Suddenly, Staithes is hidden from view and I pass above sloping cliffs smothered in purple heather and through the miniscule hamlet of Port Mulgrave. Just a few houses remain from a 19th-century heyday when the village thrived on the demand for ironstone, which was mined from the cliffs and shoreline.
It’s a reminder that while the North York Moors are an idyllic place to visit, the sentiment has not always been shared with those who worked here. Passing another promontory, vast Runswick Bay emerges, stretching for more than two miles in a crescent shape. At its far end, the land at Kettleness was long worked for alum – processed into crystals for the textile and tanning industries – though the village slipped into the sea in 1829. The headland retains the scars, with spoil heaps, hills, and pits perched on the cliff top, exposing the underbelly of the land.
Halfway through this walk, Runswick Bay is a good place to pause, take off the boots and reward your feet with a paddle (to avoid an inland detour, you should time the walk either side of high tide here). The back of the beach is remarkably fertile fossil territory, thanks to its dark coloured Jurassic rock of shale and limestone, with ammonites and plant remains turning up in almost any rock you care to turn over.
The route leaves the southern edge of the bay via a narrow and charming gully cut by a small beck and passes above Kettleness. The eerie landscape appealed to Bram Stoker, who was known to walk around here; after hearing about the sightings of a mythical black dog, he incorporated the apparition into Dracula.
The final stretch of trail represents a metaphorical pat on the back for the steep climbs and follows an old railway line in spirit-level flat fashion to the appealing resort of Sandsend. The East Row Beck tumbles into the sea here, overlooked by the Hart Inn, co-operatively placed for weary walkers. Just offshore, boats pursue the salmon as they gird themselves to head upstream.
I see no salmon, and no elephants either: upstream from Sandsend are the remains of Mulgrave Castle, occupied in the mid-19th century by an Indian Maharajah, Duleep Singh. The story goes that the Maharajah built the road between Sandsend and Whitby to save his elephants the distress of getting sand between their toes.

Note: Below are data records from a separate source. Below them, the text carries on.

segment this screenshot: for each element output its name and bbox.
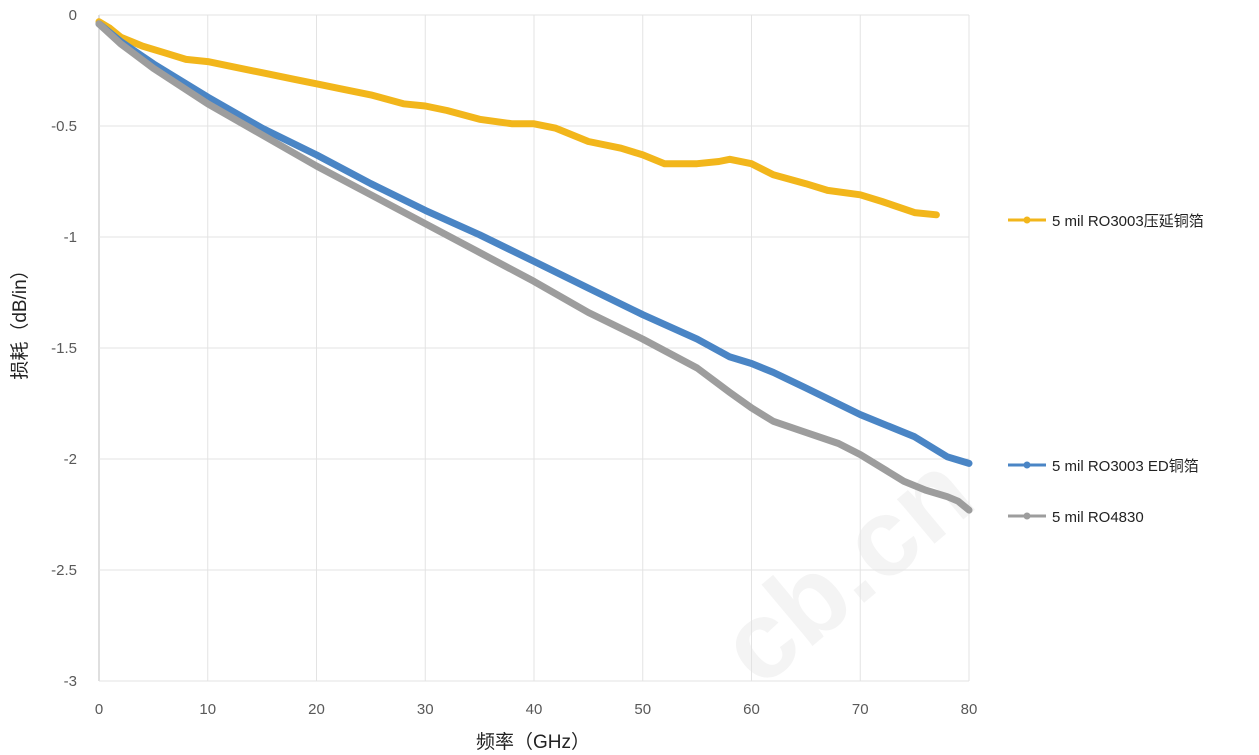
y-tick-label: -1	[64, 229, 77, 246]
legend-marker	[1023, 461, 1031, 469]
y-tick-label: -3	[64, 673, 77, 690]
series-line-1	[95, 18, 940, 219]
x-tick-label: 50	[634, 701, 651, 718]
y-axis-title: 损耗（dB/in）	[9, 260, 31, 379]
series-lines	[95, 18, 973, 514]
series-line-2	[95, 20, 973, 467]
legend-marker	[1023, 216, 1031, 224]
legend-label: 5 mil RO3003 ED铜箔	[1052, 458, 1199, 475]
x-tick-label: 20	[308, 701, 325, 718]
x-tick-label: 80	[961, 701, 978, 718]
x-tick-label: 40	[526, 701, 543, 718]
legend-label: 5 mil RO4830	[1052, 509, 1144, 526]
y-tick-label: -2.5	[51, 562, 77, 579]
x-tick-label: 30	[417, 701, 434, 718]
x-tick-label: 10	[199, 701, 216, 718]
y-tick-label: -2	[64, 451, 77, 468]
x-tick-label: 60	[743, 701, 760, 718]
legend-label: 5 mil RO3003压延铜箔	[1052, 213, 1204, 230]
tick-labels: 0 10 20 30 40 50 60 70 80 0 -0.5 -1 -1.5 -2 -2.5 -3	[51, 7, 977, 718]
watermark: cb.cn	[696, 429, 995, 708]
legend: 5 mil RO3003压延铜箔 5 mil RO3003 ED铜箔 5 mil R…	[1008, 213, 1204, 526]
series-line-3	[95, 20, 973, 514]
y-tick-label: -1.5	[51, 340, 77, 357]
legend-marker	[1023, 512, 1031, 520]
x-axis-title: 频率（GHz）	[476, 731, 590, 753]
x-tick-label: 0	[95, 701, 103, 718]
x-tick-label: 70	[852, 701, 869, 718]
y-tick-label: 0	[69, 7, 77, 24]
y-tick-label: -0.5	[51, 118, 77, 135]
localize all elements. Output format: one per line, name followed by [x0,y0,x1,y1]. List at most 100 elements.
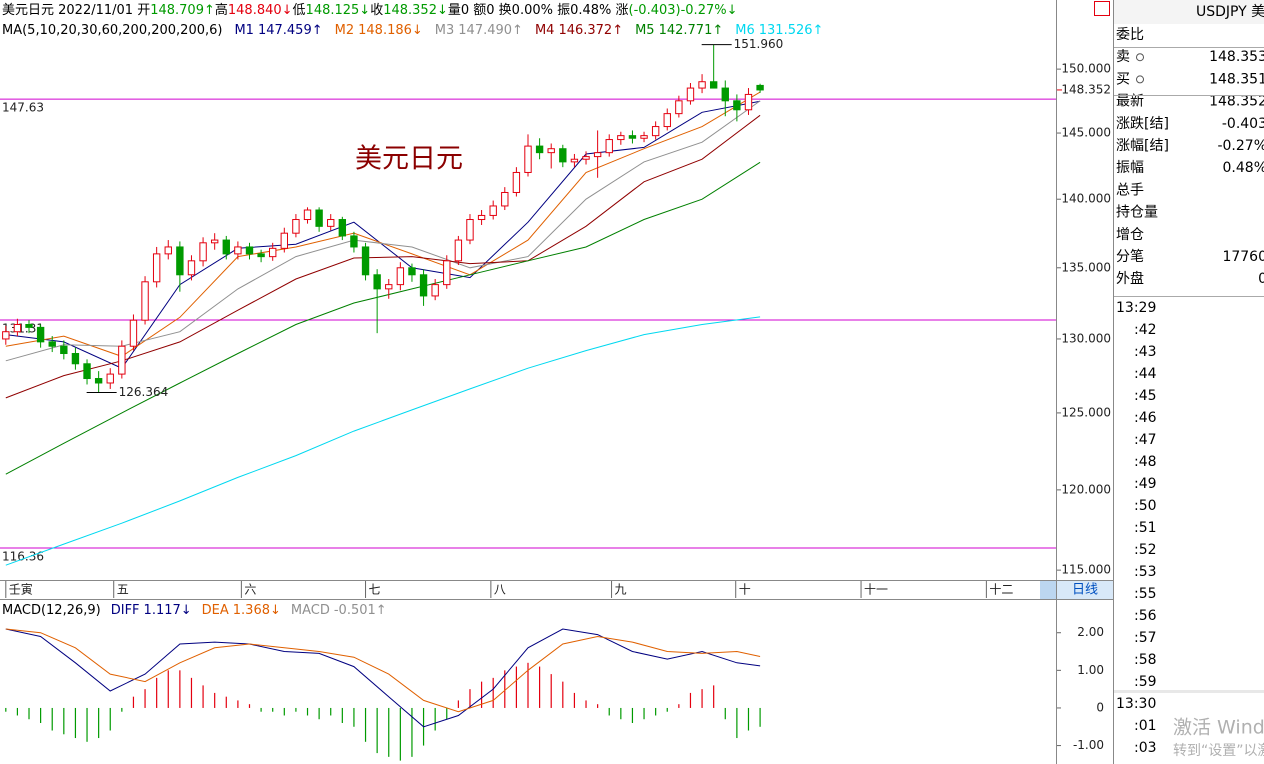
candle-body [709,81,718,89]
candle-body [269,247,277,258]
legend-value: 146.372↑ [558,23,623,38]
scroll-button[interactable] [1040,581,1056,599]
candle-body [187,260,196,276]
legend-name: MACD [291,603,330,618]
candle-body [686,87,695,102]
candle-body [361,246,370,276]
candle-body [245,246,254,255]
trade-time: 13:29 [1116,300,1156,316]
trade-time: :57 [1134,630,1157,646]
legend-name: M3 [435,23,455,38]
time-separator [1114,690,1264,693]
horizontal-line-label: 147.63 [2,101,44,115]
candle-body [733,100,741,111]
candle-body [408,267,416,276]
legend-name: M4 [535,23,555,38]
legend-name: M2 [335,23,355,38]
quote-value: 0 [1258,271,1264,287]
legend-value: 131.526↑ [759,23,824,38]
header-segment: 148.352↓ [383,3,448,18]
period-button[interactable] [1057,581,1113,599]
candle-body [396,267,405,286]
legend-value: 148.186↓ [358,23,423,38]
horizontal-line-label: 116.36 [2,549,44,563]
candle-body [141,281,149,321]
quote-label: 外盘 [1116,270,1144,287]
legend-value: 142.771↑ [659,23,724,38]
candle-body [617,135,625,141]
quote-value: -0.27% [1217,138,1264,154]
candle-body [199,242,207,262]
trade-time: :53 [1134,564,1157,580]
quote-value: 148.351 [1209,71,1264,87]
candle-body [210,239,219,244]
trade-time: :42 [1134,322,1157,338]
quote-label: 涨跌[结] [1116,116,1169,132]
quote-label: 委比 [1116,27,1144,43]
candle-body [582,156,590,160]
trade-time: :49 [1134,476,1157,492]
candle-body [605,139,613,154]
header-segment: 148.840↓ [228,3,293,18]
header-segment: (-0.403)-0.27%↓ [629,3,738,18]
header-segment: 148.125↓ [306,3,371,18]
legend-value: 147.490↑ [458,23,523,38]
quote-panel: 委比卖 148.353 买 148.351 最新 148.352 涨跌[结] -0.403 涨幅… [1114,27,1264,759]
trade-time: :48 [1134,454,1157,470]
candle-body [663,113,671,128]
candle-body [744,93,753,111]
candle-body [443,260,451,286]
os-watermark: 转到“设置”以激活 Windows。 [1173,742,1264,759]
header-segment: 低 [293,3,306,18]
candle-body [651,126,660,137]
quote-icon [1136,53,1144,62]
candle-body [176,246,184,276]
moving-average [5,100,761,369]
trade-time: 13:30 [1116,696,1156,712]
quote-label: 卖 [1116,49,1130,65]
legend-value: 1.117↓ [144,603,192,618]
candle-body [327,219,335,227]
candle-body [466,219,474,241]
candle-body [570,158,579,163]
candle-body [373,274,381,290]
moving-average [5,316,761,566]
trade-time: :56 [1134,608,1157,624]
y-tick-label: 140.000 [1061,192,1111,206]
x-tick-label: 八 [494,583,506,597]
x-tick-label: 十 [739,583,751,597]
quote-value: -0.403 [1222,116,1264,132]
candle-body [2,331,10,340]
header-segment: 148.709↑ [150,3,215,18]
candle-body [83,363,91,380]
quote-icon [1136,75,1144,84]
period-label[interactable]: 日线 [1072,583,1098,598]
quote-label: 涨幅[结] [1116,138,1169,154]
candle-body [756,84,764,91]
candle-body [628,135,637,139]
candle-body [164,246,172,255]
trade-time: :59 [1134,674,1157,690]
candle-body [385,284,393,290]
menu-icon[interactable] [1094,1,1110,16]
y-tick-label: 0 [1096,700,1104,714]
legend-name: M1 [234,23,254,38]
candle-body [640,135,648,139]
legend-name: DIFF [111,603,140,618]
candle-body [454,239,463,262]
trade-time: :51 [1134,520,1157,536]
candle-body [419,274,428,297]
trade-time: :03 [1134,740,1157,756]
candle-body [698,81,706,89]
os-watermark: 激活 Windows [1173,717,1264,739]
legend-name: DEA [202,603,229,618]
trade-time: :01 [1134,718,1157,734]
quote-label: 最新 [1116,94,1144,110]
trade-time: :45 [1134,388,1157,404]
trade-time: :47 [1134,432,1157,448]
candle-body [535,145,544,154]
ma-legend: MA(5,10,20,30,60,200,200,200,6) M1 147.459… [2,23,823,38]
annotation-label: 126.364 [119,385,169,399]
candle-body [338,219,347,237]
x-tick-label: 十一 [864,583,888,597]
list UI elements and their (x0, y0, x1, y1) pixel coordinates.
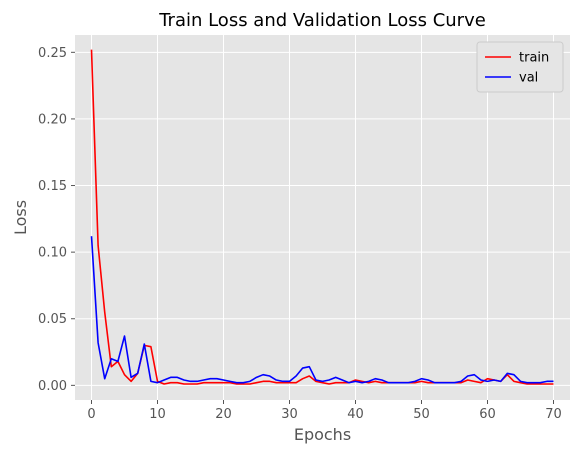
y-tick-label: 0.20 (38, 112, 67, 127)
legend-label-train: train (519, 51, 549, 66)
x-tick-label: 60 (479, 407, 496, 422)
grid-lines (75, 35, 570, 400)
x-tick-label: 50 (413, 407, 430, 422)
legend-box (476, 41, 564, 93)
y-tick-label: 0.00 (38, 379, 67, 394)
legend-label-val: val (519, 71, 538, 86)
x-tick-label: 0 (87, 407, 95, 422)
series-line-val (90, 236, 554, 384)
x-tick-label: 30 (281, 407, 298, 422)
y-tick-label: 0.25 (38, 46, 67, 61)
axis-ticks: 0 10 20 30 40 50 60 70 0.00 0.05 0.10 0.15 0.20 0.25 (38, 46, 562, 422)
x-axis-label: Epochs (294, 425, 351, 444)
x-tick-label: 10 (149, 407, 166, 422)
series-line-train (90, 49, 554, 385)
y-tick-label: 0.15 (38, 179, 67, 194)
x-tick-label: 20 (215, 407, 232, 422)
x-tick-label: 40 (347, 407, 364, 422)
chart-title: Train Loss and Validation Loss Curve (158, 10, 486, 31)
y-axis-label: Loss (11, 200, 30, 235)
x-tick-label: 70 (545, 407, 562, 422)
series-lines (90, 49, 554, 385)
legend: train val (476, 41, 564, 93)
y-tick-label: 0.10 (38, 246, 67, 261)
y-tick-label: 0.05 (38, 312, 67, 327)
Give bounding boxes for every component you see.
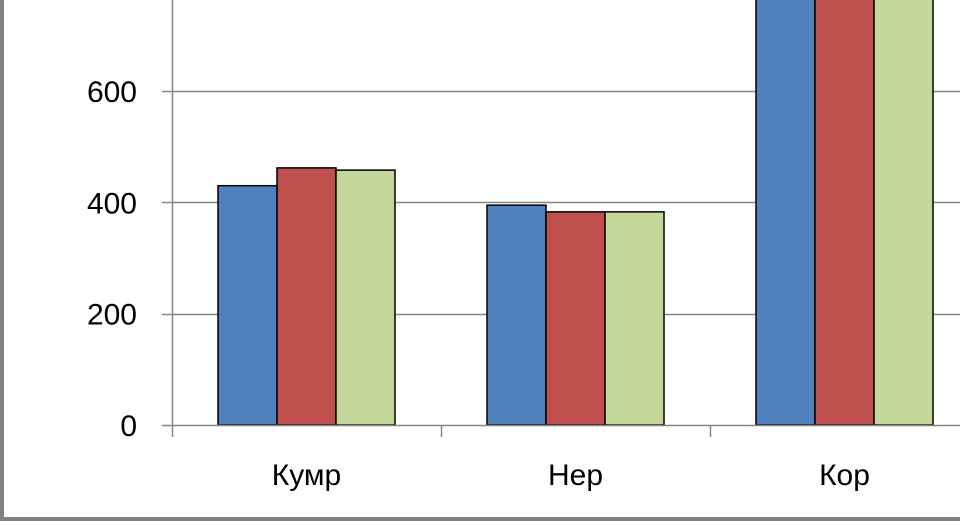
bars	[217, 0, 934, 426]
axes	[162, 0, 960, 437]
bar	[814, 0, 875, 426]
y-tick-label: 0	[120, 410, 137, 443]
bar-chart: 0 200 400 600 Кумр Нер Кор	[87, 0, 960, 492]
labels: 0 200 400 600 Кумр Нер Кор	[87, 76, 870, 492]
bar	[755, 0, 816, 426]
bar	[545, 211, 606, 426]
bar	[276, 167, 337, 426]
y-tick-label: 600	[87, 76, 137, 109]
bar	[604, 211, 665, 426]
bar	[486, 204, 547, 426]
category-label: Кумр	[272, 459, 341, 492]
y-tick-label: 400	[87, 187, 137, 220]
bar	[873, 0, 934, 426]
bar	[335, 169, 396, 426]
y-tick-label: 200	[87, 299, 137, 332]
category-label: Нер	[548, 459, 603, 492]
bar	[217, 184, 278, 426]
category-label: Кор	[819, 459, 870, 492]
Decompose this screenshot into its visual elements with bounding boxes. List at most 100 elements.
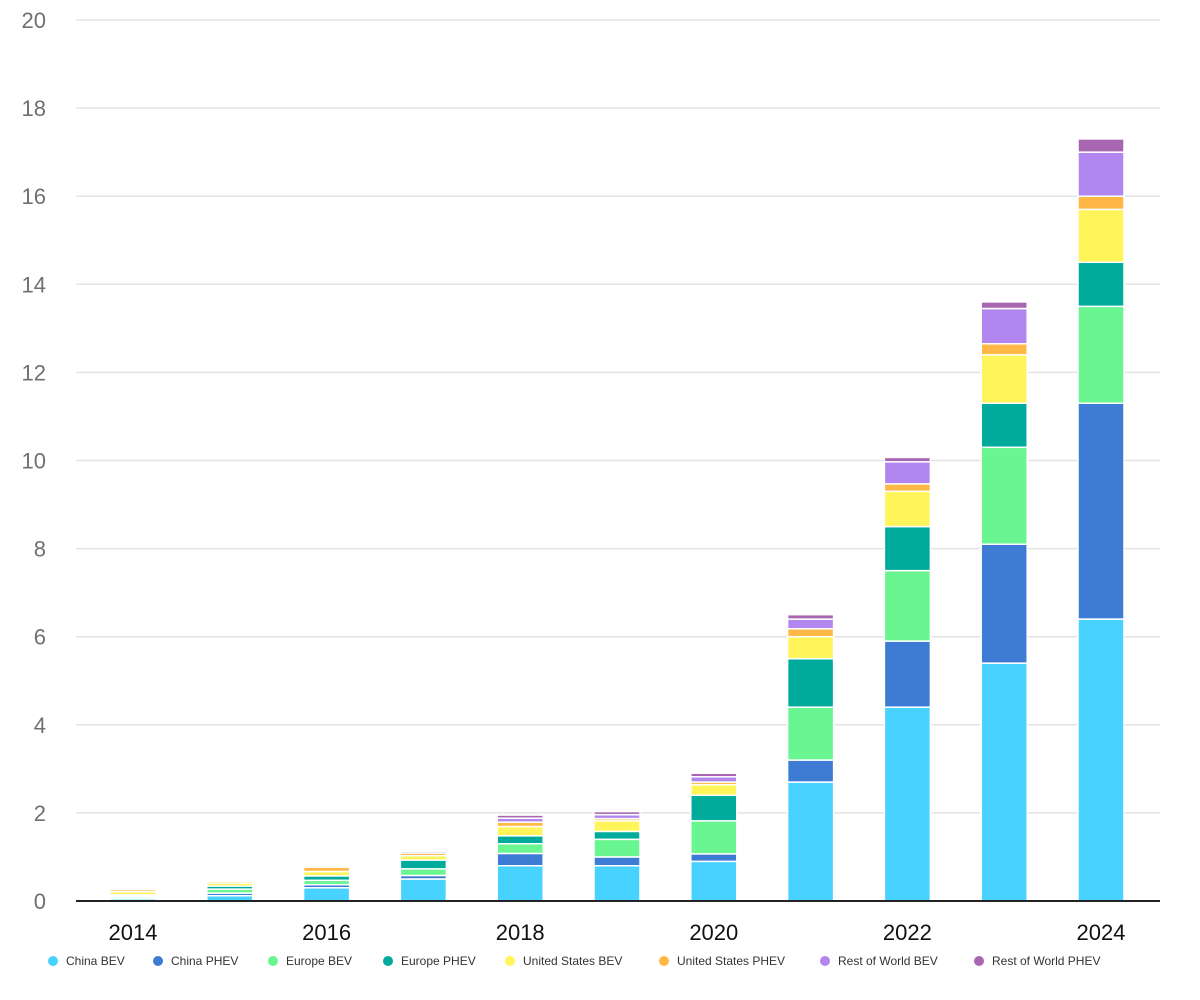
bar-segment: [1077, 402, 1125, 620]
bar-segment: [980, 662, 1028, 902]
legend-item: United States BEV: [505, 954, 622, 968]
bar-segment: [690, 853, 738, 863]
bar-segment: [496, 814, 544, 819]
bar-segment: [690, 776, 738, 783]
legend-label: Europe PHEV: [401, 954, 476, 968]
bar-segment: [1077, 305, 1125, 404]
legend-swatch: [48, 956, 58, 966]
bar-segment: [980, 402, 1028, 449]
y-tick-label: 4: [34, 713, 46, 738]
legend-swatch: [268, 956, 278, 966]
bar-segment: [1077, 618, 1125, 902]
bar-segment: [496, 835, 544, 845]
bar-segment: [399, 878, 448, 902]
bar-segment: [690, 860, 738, 902]
bar-segment: [593, 856, 641, 867]
bar-segment: [980, 354, 1028, 404]
legend-label: United States PHEV: [677, 954, 786, 968]
legend-item: Rest of World BEV: [820, 954, 938, 968]
legend-item: China PHEV: [153, 954, 238, 968]
y-tick-label: 16: [22, 184, 46, 209]
bar-segment: [206, 878, 254, 881]
legend-label: United States BEV: [523, 954, 623, 968]
gridlines: [76, 19, 1160, 814]
bar-segment: [399, 868, 448, 877]
bar-segment: [1077, 208, 1125, 264]
x-tick-label: 2018: [496, 920, 545, 945]
bar-segment: [980, 543, 1028, 664]
y-tick-label: 8: [34, 537, 46, 562]
legend-label: Rest of World PHEV: [992, 954, 1101, 968]
bar-segment: [690, 783, 738, 797]
y-tick-label: 10: [22, 449, 46, 474]
legend-item: United States PHEV: [659, 954, 785, 968]
bar-segment: [496, 865, 544, 902]
bar-segment: [786, 628, 835, 638]
bar-segment: [593, 830, 641, 841]
bar-segment: [883, 706, 932, 902]
bar-segment: [786, 706, 835, 761]
legend-swatch: [505, 956, 515, 966]
bar-segment: [109, 887, 157, 890]
x-tick-label: 2016: [302, 920, 351, 945]
bar-segment: [786, 657, 835, 708]
bar-segment: [496, 842, 544, 855]
y-tick-label: 12: [22, 360, 46, 385]
bar-segment: [690, 820, 738, 855]
legend-item: Europe BEV: [268, 954, 352, 968]
bar-segment: [883, 456, 932, 463]
legend-label: China PHEV: [171, 954, 239, 968]
bar-segment: [593, 838, 641, 858]
y-tick-label: 2: [34, 801, 46, 826]
y-tick-label: 14: [22, 272, 46, 297]
bar-segment: [980, 307, 1028, 345]
bar-segment: [786, 618, 835, 630]
bar-segment: [980, 446, 1028, 545]
x-tick-label: 2024: [1077, 920, 1126, 945]
legend-swatch: [659, 956, 669, 966]
legend-label: Rest of World BEV: [838, 954, 938, 968]
bar-segment: [980, 343, 1028, 356]
bar-segment: [883, 525, 932, 572]
bar-segment: [980, 301, 1028, 310]
bar-segment: [883, 640, 932, 708]
bars: [109, 138, 1125, 902]
bar-segment: [883, 461, 932, 485]
x-tick-label: 2022: [883, 920, 932, 945]
bar-segment: [593, 820, 641, 833]
legend-label: China BEV: [66, 954, 125, 968]
legend: China BEV China PHEV Europe BEV Europe PHEV…: [0, 954, 1200, 976]
bar-segment: [1077, 195, 1125, 211]
bar-segment: [1077, 261, 1125, 308]
legend-swatch: [820, 956, 830, 966]
bar-segment: [883, 483, 932, 493]
bar-segment: [883, 490, 932, 528]
bar-segment: [399, 849, 448, 852]
bar-segment: [593, 810, 641, 816]
y-tick-label: 0: [34, 889, 46, 914]
bar-segment: [786, 759, 835, 783]
bar-segment: [786, 781, 835, 902]
bar-segment: [883, 569, 932, 642]
bar-segment: [302, 863, 351, 867]
legend-swatch: [153, 956, 163, 966]
y-tick-label: 20: [22, 8, 46, 33]
bar-segment: [496, 825, 544, 837]
y-tick-label: 6: [34, 625, 46, 650]
legend-swatch: [974, 956, 984, 966]
bar-segment: [593, 865, 641, 902]
legend-swatch: [383, 956, 393, 966]
y-axis: 0 2 4 6 8 10 12 14 16 18 20: [22, 8, 46, 914]
x-axis: 2014 2016 2018 2020 2022 2024: [76, 900, 1160, 945]
bar-segment: [1077, 138, 1125, 153]
legend-item: Europe PHEV: [383, 954, 476, 968]
bar-segment: [690, 772, 738, 778]
bar-segment: [786, 613, 835, 620]
bar-segment: [302, 887, 351, 902]
legend-label: Europe BEV: [286, 954, 353, 968]
bar-segment: [690, 794, 738, 822]
bar-segment: [399, 859, 448, 870]
bar-segment: [496, 852, 544, 867]
legend-item: China BEV: [48, 954, 125, 968]
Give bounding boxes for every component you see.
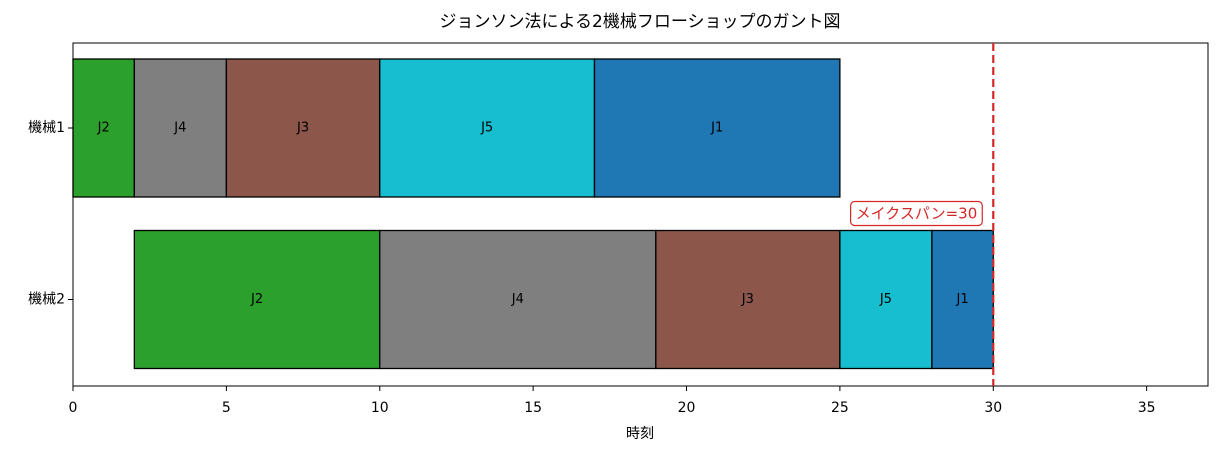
plot-frame	[72, 42, 1209, 387]
task-label: J2	[250, 292, 263, 307]
x-tick-label: 25	[831, 400, 849, 416]
task-label: J2	[97, 121, 110, 136]
x-axis-label: 時刻	[626, 426, 654, 442]
x-tick-label: 35	[1138, 400, 1156, 416]
task-label: J1	[956, 292, 969, 307]
task-bar	[133, 229, 381, 370]
task-bar	[379, 229, 657, 370]
y-tick-label: 機械1	[28, 120, 65, 136]
x-tick-label: 20	[678, 400, 696, 416]
task-label: J5	[480, 121, 493, 136]
task-bar	[593, 58, 841, 198]
task-label: J4	[511, 292, 524, 307]
task-bar	[655, 229, 841, 370]
task-label: J5	[879, 292, 892, 307]
task-bar	[931, 229, 994, 370]
x-tick-label: 15	[524, 400, 542, 416]
makespan-box	[850, 200, 983, 227]
chart-title: ジョンソン法による2機械フローショップのガント図	[440, 12, 841, 32]
task-label: J4	[173, 121, 186, 136]
y-tick-label: 機械2	[28, 292, 65, 308]
task-label: J3	[296, 121, 309, 136]
x-tick-label: 0	[69, 400, 78, 416]
task-label: J1	[710, 121, 723, 136]
task-bar	[379, 58, 596, 198]
x-tick-label: 10	[371, 400, 389, 416]
x-tick-label: 30	[984, 400, 1002, 416]
task-bar	[225, 58, 381, 198]
x-tick-label: 5	[222, 400, 231, 416]
makespan-annotation: メイクスパン=30	[856, 205, 978, 223]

Less apocryphal are the increased late summer sightings of whales, including minke, fin, sei, pilot and humpbacks as they follow the shoals of herring and mackerel migrating southwards. When I walked, they remained as elusive as elephants but at least, with ever greater access to the coast, hikers now have a better chance of seeing them.
This seven-mile route, taking three to four hours, begins at Staithes and finishes at Sandsend. The walk is clearly signposted as both the Cleveland Way (nationaltrail.co.uk/cleveland-way) and the England Coastal Path (nationaltrail.co.uk/england-coast-paath/plan), and waymarked with an acorn symbol.
Bus X93 runs from Scarborough to Whitby. From here, bus X4 runs between Whitby, Sandsend, Runswick Bay and Staithes (northyorkstravel.info).
Estbek House (estbekhouse.co.uk) in Sandsend offers B&B from £125.